Bauer New Zealand chief executive Paul Dykzeul has split his career evenly on both sides of the Tasman working around 14 years in NZ and Australia.
From 1990 to 1996 he was managing director at Australian Consolidated Press, New Zealand. He was promoted director of international business for ACP Sydney, then in 2000 became managing director of Murdoch Magazines. In 2004 Dykzeul moved to Pacific Magazines as director of international licensing and operations.
He returned to New Zealand in 2009 as chief executive of ACP, which was subsequently bought by Bauer in 2012.
Straight-talking Dykzeul has a unique perspective on the similarities and differences between the two markets. The smaller more intimate Kiwi market is dominated by Bauer. Meanwhile, Australia is far more intense.
“Competition is far less brutal here, partly because News Corp has had less involvement in New Zealand,” he says.
“It would be quite a different media landscape if News were here,” he told Mediaweek.
Dykzeul has a reputation as an old-style media manager in a local media scene mostly led by newcomers. When he returned he gained a reputation as a digital sceptic, closing a fashion website Runway Model which was popular in the fashion world but not a commercial success.

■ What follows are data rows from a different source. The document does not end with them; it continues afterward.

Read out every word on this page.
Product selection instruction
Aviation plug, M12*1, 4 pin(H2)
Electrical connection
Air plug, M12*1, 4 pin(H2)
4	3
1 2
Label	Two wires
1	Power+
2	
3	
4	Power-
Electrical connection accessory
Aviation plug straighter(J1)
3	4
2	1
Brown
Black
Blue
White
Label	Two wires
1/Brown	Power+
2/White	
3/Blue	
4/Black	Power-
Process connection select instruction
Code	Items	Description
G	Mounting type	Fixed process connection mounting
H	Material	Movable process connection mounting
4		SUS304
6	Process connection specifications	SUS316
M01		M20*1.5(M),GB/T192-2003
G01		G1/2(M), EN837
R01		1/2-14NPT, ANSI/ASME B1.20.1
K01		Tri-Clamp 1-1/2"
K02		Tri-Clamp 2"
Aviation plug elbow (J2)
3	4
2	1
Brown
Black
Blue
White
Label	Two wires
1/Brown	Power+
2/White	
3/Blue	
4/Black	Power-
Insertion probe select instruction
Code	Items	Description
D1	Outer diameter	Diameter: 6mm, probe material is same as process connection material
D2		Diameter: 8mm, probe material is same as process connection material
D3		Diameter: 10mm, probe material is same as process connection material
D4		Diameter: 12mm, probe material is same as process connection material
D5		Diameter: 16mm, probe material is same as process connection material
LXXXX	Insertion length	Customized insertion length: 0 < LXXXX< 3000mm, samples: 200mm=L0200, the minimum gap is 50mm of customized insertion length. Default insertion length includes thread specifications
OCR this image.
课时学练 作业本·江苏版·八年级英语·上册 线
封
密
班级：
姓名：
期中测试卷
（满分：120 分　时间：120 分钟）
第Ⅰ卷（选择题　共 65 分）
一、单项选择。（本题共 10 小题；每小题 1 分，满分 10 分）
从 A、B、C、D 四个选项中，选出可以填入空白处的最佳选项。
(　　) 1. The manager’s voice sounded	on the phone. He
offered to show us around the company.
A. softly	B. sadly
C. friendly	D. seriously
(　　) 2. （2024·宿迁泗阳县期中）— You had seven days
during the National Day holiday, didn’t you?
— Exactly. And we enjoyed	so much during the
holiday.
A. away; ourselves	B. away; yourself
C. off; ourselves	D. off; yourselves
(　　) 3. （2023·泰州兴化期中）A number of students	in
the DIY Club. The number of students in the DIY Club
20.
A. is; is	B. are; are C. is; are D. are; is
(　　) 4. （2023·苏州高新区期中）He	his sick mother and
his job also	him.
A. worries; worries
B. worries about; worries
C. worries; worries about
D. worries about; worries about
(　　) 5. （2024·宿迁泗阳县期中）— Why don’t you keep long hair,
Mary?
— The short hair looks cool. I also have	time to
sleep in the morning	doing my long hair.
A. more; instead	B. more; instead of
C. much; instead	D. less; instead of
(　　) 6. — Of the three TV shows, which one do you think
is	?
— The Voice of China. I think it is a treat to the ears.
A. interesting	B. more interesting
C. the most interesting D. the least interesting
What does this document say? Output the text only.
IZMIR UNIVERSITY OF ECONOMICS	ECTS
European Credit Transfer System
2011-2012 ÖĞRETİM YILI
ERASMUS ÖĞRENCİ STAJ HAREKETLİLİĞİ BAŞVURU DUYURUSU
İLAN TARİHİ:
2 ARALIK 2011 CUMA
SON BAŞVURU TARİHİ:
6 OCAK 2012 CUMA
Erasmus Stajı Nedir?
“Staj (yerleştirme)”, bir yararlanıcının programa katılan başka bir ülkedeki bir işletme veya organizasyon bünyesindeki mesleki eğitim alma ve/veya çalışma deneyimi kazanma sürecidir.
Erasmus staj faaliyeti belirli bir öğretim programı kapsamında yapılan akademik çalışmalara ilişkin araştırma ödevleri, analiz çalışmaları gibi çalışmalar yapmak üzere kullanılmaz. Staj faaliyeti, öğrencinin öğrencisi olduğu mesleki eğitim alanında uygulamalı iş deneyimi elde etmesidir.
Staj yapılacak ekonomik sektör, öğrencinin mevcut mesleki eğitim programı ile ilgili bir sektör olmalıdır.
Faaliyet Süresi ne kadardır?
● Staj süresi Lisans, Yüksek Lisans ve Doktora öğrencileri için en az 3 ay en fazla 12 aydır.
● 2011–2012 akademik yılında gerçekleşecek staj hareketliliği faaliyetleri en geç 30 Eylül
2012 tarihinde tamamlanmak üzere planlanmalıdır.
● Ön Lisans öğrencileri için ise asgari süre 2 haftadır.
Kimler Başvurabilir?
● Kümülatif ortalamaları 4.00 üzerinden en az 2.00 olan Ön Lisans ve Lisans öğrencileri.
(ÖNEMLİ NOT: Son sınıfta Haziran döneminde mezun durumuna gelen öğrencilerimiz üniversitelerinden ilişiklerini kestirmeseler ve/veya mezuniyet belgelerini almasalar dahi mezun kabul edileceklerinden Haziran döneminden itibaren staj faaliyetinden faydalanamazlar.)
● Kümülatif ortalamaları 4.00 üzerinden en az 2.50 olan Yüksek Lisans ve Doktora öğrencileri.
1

He remains aware of the dangers of investing heavily in digital ventures that are not part of a clear strategy.
Magazines, he notes, have been late to the digital transformation, a delay he says recognises the differences with other media. “Bauer has enabled us to develop a digital strategy that is not based on chasing wild numbers. Compared to other media, Bauer in New Zealand is a small digital player. We are attempting to create a niche digital space around high quality that is not intended to chase the big numbers,” he said.
New initiatives started at the end of 2016 included a print giveaway called Paperboy that riffs off the idea of community papers, for a higher socioeconomic audience. It has a print run of 100,000 and is distributed around the Auckland CBD and home delivered around parts of the city fringe.
“It’s a community, not west or south. It is about arts, culture and restaurants, wealthy young people, which is want advertisers want,” he said. Its financial results so far are unclear.
The other initiative is a free digital site called Noted which includes top-end current affairs content. Traditional pillars of the Bauer stable – women’s magazines, food and lifestyle titles – hold sway in the balance sheet. But Dykzeul says current affairs magazines like the weekly NZ Listener, the monthly North & South and the Auckland City magazine Metro give Bauer a cachet that some magazine publishers do not have.
Dykzeul has a reputation for a being hard-nosed. But he has long championed Metro, a monthly glossy city magazine that has since gone bimonthly and has struggled to adapt to the changing makeup of Auckland and media habits. “People say to me you must be under a lot of pressure from owners about keeping Metro. The truth is we have never talked about it,” he explained.